The U.S. Food and Drug Administration (FDA) has granted orphan drug status to Precigen‘s PRGN-3006, an investigational CAR T-cell therapy with the potential to provide faster, more durable, and safer treatment to patients with relapsed or refractory acute myeloid leukemia (AML).
A Phase 1 clinical trial (NCT03927261) is ongoing to determine PRGN-3006’s safety and optimal dose. Recruitment is open at the H. Lee Moffitt Cancer Center and Research Institute, in Florida, for patients with relapsed or refractory AML or higher risk myelodysplastic syndromes (MDS). Information about eligibility criteria can be found here; for contacts and locations, visit here.
The orphan drug designation offers Precigen support for its clinical trials of PRGN-3006. It also provides a waiver from the FDA’s prescription fees and seven years of marketing exclusivity in the U.S. should the therapy be approved for AML.
If PRGN-3006 is also later granted priority review or a breakthrough therapy designation, the company then would be entitled to a faster regulatory process.
“This regulatory designation underscores the critical medical need for new therapies to treat AML patients. AML is a progressive, debilitating and often fatal disease with limited treatment options,” Helen Sabzevari, PhD, president and CEO of Precigen, said in a press release.
“As the first regulatory designation for our proprietary UltraCAR-T platform, this orphan drug designation helps to advance the PRGN-3006 investigational therapy and provides important incentives and support to deliver this medicine as rapidly as possible,” she continued.
PRGN-3006 is a chimeric antigen receptor (CAR) T-cell therapy, a type of immunotherapy that combines cell therapy and genetic engineering.
It consists of isolating T-cells — cells of the immune system with the power to kill tumor cells — from the patient’s blood. In the laboratory, these cells are genetically modified to express a surface receptor, called a chimeric antigen receptor (CAR), that gives T-cells the ability to recognize and attack cancer cells.
Usually, this is followed by several rounds of cell division in the lab to expand the population of modified T-cells, which are then reinfused back into the patient’s blood.
PRGN-3006, however, employs Precigen’s UltraCAR-T platform, a new methodology that shortens manufacturing time from weeks to days, reducing the time patients have to wait for the treatment to be completed. Compared with conventional CAR T-cell therapies, this technology has the potential to be safer and to prolong the tumor-killing capacity of immune cells.
UltraCAR-T uses a non-viral gene delivery system that streamlines manufacturing and ensures high cell survival. This eliminates the need for cell propagation in the lab, allowing the infusion of T-cells just one day after they have been genetically modified. According to the Precigen website, that leads to “dramatically reducing” wait times for patients.

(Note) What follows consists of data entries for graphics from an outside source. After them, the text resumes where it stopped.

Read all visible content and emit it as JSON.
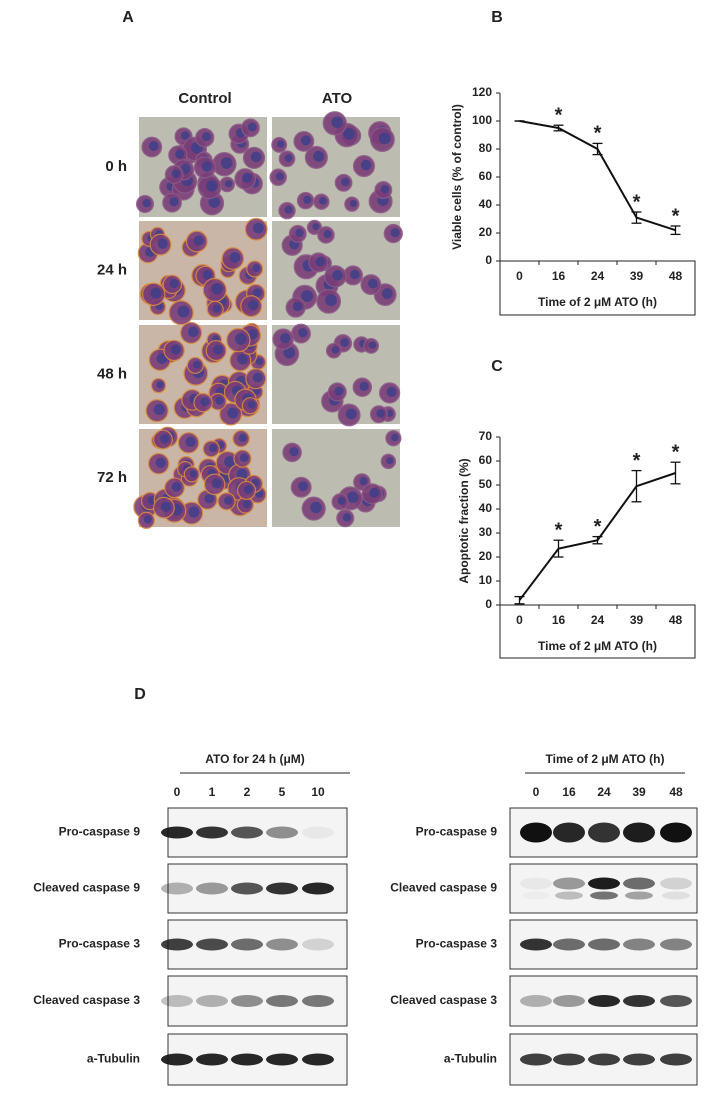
{
  "panel_labels": [
    "A",
    "B",
    "C",
    "D"
  ],
  "panel_a": {
    "columns": [
      "Control",
      "ATO"
    ],
    "rows": [
      "0 h",
      "24 h",
      "48 h",
      "72 h"
    ]
  },
  "chart_data": [
    {
      "type": "line",
      "ylabel": "Viable cells (% of control)",
      "xlabel": "Time of 2 μM ATO (h)",
      "categories": [
        "0",
        "16",
        "24",
        "39",
        "48"
      ],
      "values": [
        100,
        95,
        80,
        31,
        22
      ],
      "errors": [
        0,
        2,
        4,
        4,
        3
      ],
      "markers": [
        null,
        "*",
        "*",
        "*",
        "*"
      ],
      "color": "#111111",
      "ylim": [
        0,
        120
      ],
      "yticks": [
        0,
        20,
        40,
        60,
        80,
        100,
        120
      ]
    },
    {
      "type": "line",
      "ylabel": "Apoptotic fraction (%)",
      "xlabel": "Time of 2 μM ATO (h)",
      "categories": [
        "0",
        "16",
        "24",
        "39",
        "48"
      ],
      "values": [
        2,
        23.5,
        27,
        49.5,
        55
      ],
      "errors": [
        1.5,
        3.5,
        1.5,
        6.5,
        4.5
      ],
      "markers": [
        null,
        "*",
        "*",
        "*",
        "*"
      ],
      "color": "#111111",
      "ylim": [
        0,
        70
      ],
      "yticks": [
        0,
        10,
        20,
        30,
        40,
        50,
        60,
        70
      ]
    }
  ],
  "panel_d": {
    "left": {
      "header": "ATO for 24 h (μM)",
      "lanes": [
        "0",
        "1",
        "2",
        "5",
        "10"
      ],
      "rows": [
        "Pro-caspase 9",
        "Cleaved caspase 9",
        "Pro-caspase 3",
        "Cleaved caspase 3",
        "a-Tubulin"
      ]
    },
    "right": {
      "header": "Time of 2 μM ATO (h)",
      "lanes": [
        "0",
        "16",
        "24",
        "39",
        "48"
      ],
      "rows": [
        "Pro-caspase 9",
        "Cleaved caspase 9",
        "Pro-caspase 3",
        "Cleaved caspase 3",
        "a-Tubulin"
      ]
    }
  }
}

Using this technology, T-cells are engineered to express three different molecules. One is a chimeric receptor targeting CD33, which is a marker of leukemia cells in 85-90% of AML patients. Another is a membrane bound IL-15, added to avoid T-cell “exhaustion,” which promotes cell expansion inside the body, and prolongs their tumor-killing ability. The third molecule is a “kill switch” for better precision and control of cancer cell targeting, which improves the therapy’s safety profile.
Preclinical data, recently presented at the American Society of Hematology 2019 Annual Meeting, demonstrated PRGN-3006’s specific and prolonged activity against AML cells, as well as its ability to reduce tumor burden and prolong survival in mice with human AML tumors. The study investigators believe this data provides “a strong rationale” to evaluate PRGN-3006 in a clinical trial.
The first human Phase 1 clinical trial of PRGN-3006, currently ongoing in collaboration with the Moffitt Cancer Center, will determine the safety and optimal dose of PRGN-3006.
Two different regimens will be tested — one with and one without a lymphodepletion treatment. That treatment eliminates the T-cells remaining in the patient’s body prior to the infusion of PRGN-3006.
For each group, there will first be a dose-escalation part to find the maximum tolerated dose — the highest dose with acceptable side effects — followed by an expansion phase using the dose previously identified.
Enrollment has already completed for the group of patients assigned the first dose of PRGN-3006 without lymphodepletion. Initial data is expected in the second half of 2020.